国土交通大臣賞第8回サステナブル住宅賞(新築部門)
「阿知須・木と土の家」
撮影:田村 寛
建築主 | 個人 |
設計者 | 山口民家作事組(設計工房みよし) 三好 進 |
施工者 | 山口民家作事組(重黒木建築・家具工房) 重黒木 孝治 |
建設地 | 山口県山口市 |
構造 | 戸建・木造 |
階数 | 1/0(地上/地下) |
延床面積 | 85m2 |
講評
敷地は山口市中心部より南西方向、宇部市との境界に近い既存住宅地内にあり、海岸から1km程度の距離に位置している。平屋の戸建住宅で、軒天、壁、濡れ縁など外部仕上げにスギ材を使った外観である。主室の東西両側に窓があり、そこを風が吹き抜けるプランとなっている。

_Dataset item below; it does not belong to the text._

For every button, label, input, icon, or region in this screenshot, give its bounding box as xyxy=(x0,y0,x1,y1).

躯体は、構造材に熊本スギ、仕上材に山口スギを用い、渡りあご、雇いほぞなど大工職人が全て手加工で完成させた。また、実測による性能検証にとどまらず、特に土壁断熱の結露や熱容量に関して数値シミュレーションによる精緻な検証を行い、これを踏まえて土壁外気側充填断熱工法を開発し採用した。この土壁は県内で生産している竹木舞と壁土を、県内で職人を確保し地域の版築技術を用いて築造しており、すなわち、地域で培われた伝統的な要素と先進技術を上手く融合させてサステナブル住宅を提案している。さらに現在、各種木材を使って木製断熱ルーバー雨戸を県内木製品製造業者と共同開発しており、居住者の協力を得て試作品を設置、操作性や耐久性を評価している。瀬戸内は温暖な気候であるが、高気密・高断熱の定量的データ重視の環境計画に代わる、温熱環境保全へのチャレンジとして評価できる。

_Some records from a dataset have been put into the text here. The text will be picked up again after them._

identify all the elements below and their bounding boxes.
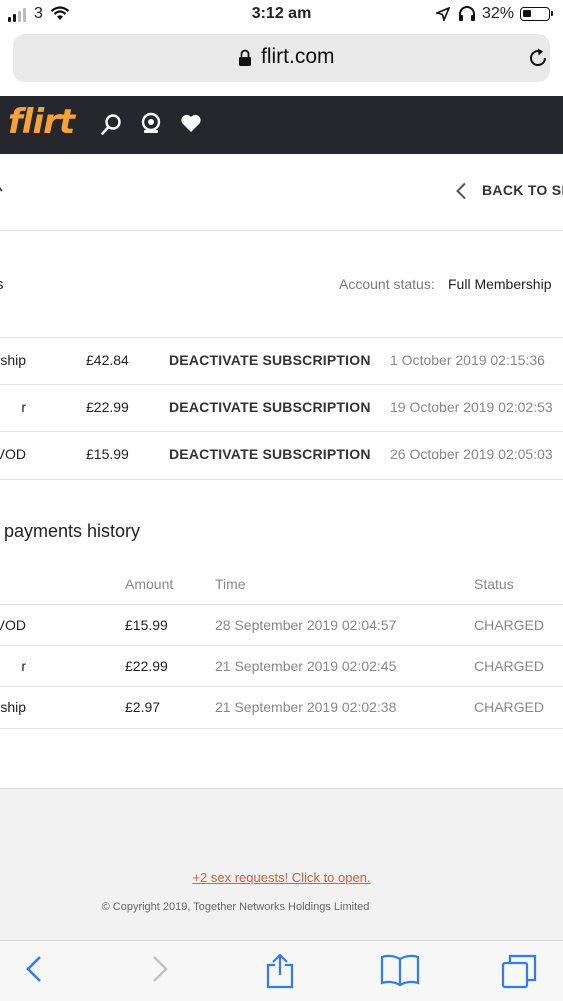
- subscription-row: r £22.99 DEACTIVATE SUBSCRIPTION 19 Octo…: [0, 384, 563, 431]
- subscription-date: 19 October 2019 02:02:53: [390, 399, 553, 415]
- deactivate-subscription-button[interactable]: DEACTIVATE SUBSCRIPTION: [169, 399, 371, 415]
- chevron-down-icon[interactable]: [0, 181, 6, 197]
- subscription-amount: £22.99: [86, 399, 129, 415]
- subscription-date: 1 October 2019 02:15:36: [390, 352, 545, 368]
- chevron-left-icon[interactable]: [455, 182, 467, 200]
- headphones-icon: [459, 6, 475, 21]
- subscription-name: ss to VOD: [0, 446, 26, 462]
- reload-icon[interactable]: [527, 47, 549, 69]
- payment-amount: £2.97: [125, 699, 161, 715]
- search-icon[interactable]: [100, 114, 122, 136]
- payment-amount: £15.99: [125, 617, 168, 633]
- table-row: r £22.99 21 September 2019 02:02:45 CHAR…: [0, 645, 563, 687]
- payment-name: ship: [0, 699, 26, 715]
- payment-status: CHARGED: [474, 699, 545, 715]
- subscription-name: bership: [0, 352, 26, 368]
- battery-icon: [520, 7, 553, 21]
- subscriptions-section: s Account status: Full Membership bershi…: [0, 231, 563, 480]
- column-header-amount: Amount: [125, 576, 174, 592]
- payments-history-section: payments history Amount Time Status ss t…: [0, 480, 563, 789]
- battery-percent: 32%: [482, 5, 515, 22]
- payment-time: 21 September 2019 02:02:45: [215, 658, 397, 674]
- subscription-row: ss to VOD £15.99 DEACTIVATE SUBSCRIPTION…: [0, 431, 563, 478]
- table-row: ship £2.97 21 September 2019 02:02:38 CH…: [0, 686, 563, 729]
- payment-name: r: [21, 658, 26, 674]
- subscription-row: bership £42.84 DEACTIVATE SUBSCRIPTION 1…: [0, 337, 563, 384]
- deactivate-subscription-button[interactable]: DEACTIVATE SUBSCRIPTION: [169, 352, 371, 368]
- subscriptions-title: s: [0, 276, 4, 293]
- payment-status: CHARGED: [474, 617, 545, 633]
- browser-toolbar: [0, 940, 563, 1001]
- sex-requests-promo-link[interactable]: +2 sex requests! Click to open.: [0, 870, 563, 885]
- column-header-time: Time: [215, 576, 246, 592]
- payments-table-header: Amount Time Status: [0, 570, 563, 604]
- site-header: flirt: [0, 96, 563, 154]
- tabs-icon[interactable]: [500, 953, 538, 989]
- address-bar[interactable]: flirt.com: [13, 34, 550, 82]
- status-bar: 3 3:12 am 32%: [0, 0, 563, 30]
- subscription-amount: £15.99: [86, 446, 129, 462]
- subscription-amount: £42.84: [86, 352, 129, 368]
- column-header-status: Status: [474, 576, 514, 592]
- browser-top-bar: flirt.com: [0, 30, 563, 96]
- status-time: 3:12 am: [251, 5, 312, 22]
- subscription-name: r: [21, 399, 26, 415]
- payment-amount: £22.99: [125, 658, 168, 674]
- copyright-text: © Copyright 2019, Together Networks Hold…: [101, 901, 370, 913]
- heart-icon[interactable]: [180, 113, 202, 133]
- payment-time: 21 September 2019 02:02:38: [215, 699, 397, 715]
- table-row: ss to VOD £15.99 28 September 2019 02:04…: [0, 604, 563, 646]
- payment-status: CHARGED: [474, 658, 545, 674]
- book-icon[interactable]: [380, 953, 420, 987]
- back-icon[interactable]: [24, 953, 44, 985]
- back-to-search-link[interactable]: BACK TO SEA: [482, 182, 563, 198]
- webcam-icon[interactable]: [140, 112, 162, 134]
- forward-icon[interactable]: [150, 953, 170, 985]
- lock-icon: [239, 49, 251, 66]
- account-status-label: Account status:: [339, 276, 435, 292]
- payments-history-title: payments history: [4, 521, 141, 541]
- account-status-value: Full Membership: [448, 276, 552, 292]
- payment-name: ss to VOD: [0, 617, 26, 633]
- site-logo[interactable]: flirt: [8, 102, 75, 142]
- page-nav-strip: BACK TO SEA: [0, 154, 563, 231]
- payment-time: 28 September 2019 02:04:57: [215, 617, 397, 633]
- share-icon[interactable]: [264, 953, 296, 989]
- url-text: flirt.com: [261, 45, 335, 68]
- location-icon: [436, 7, 450, 21]
- subscription-date: 26 October 2019 02:05:03: [390, 446, 553, 462]
- deactivate-subscription-button[interactable]: DEACTIVATE SUBSCRIPTION: [169, 446, 371, 462]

木と土をふんだんに使った温かみのある伝統的構法を採用し、かつ長期優良住宅の認定も取得しているので、省エネ基準にも適合しており、技術的な普及性も高い好事例である。加えて、戸建新築として高いCASBEE S、ライフサイクルCO2 4スターの評価結果を得ており、これに地域特性を十分理解した設計仕様である点、また、断熱性を損なうことなく快適に暮らせる工夫が随所に見られる点を考慮すれば国土交通大臣賞に値する作品と言え、今後も技術の継承に期待したい。
地元の伝統的な職人技法を継承し、地場産業と地元山林の保全を通じて地域経済の循環を果たし、さらには地球環境保全にも役立つことを目標としたプロジェクトとのことだが、シンプルかつ明快な心地よい設計にも「住まいづくりに完成はなく、維持管理とともにニーズに合わせた増改築を行う」という設計者の誠実なスタンスが感じられた。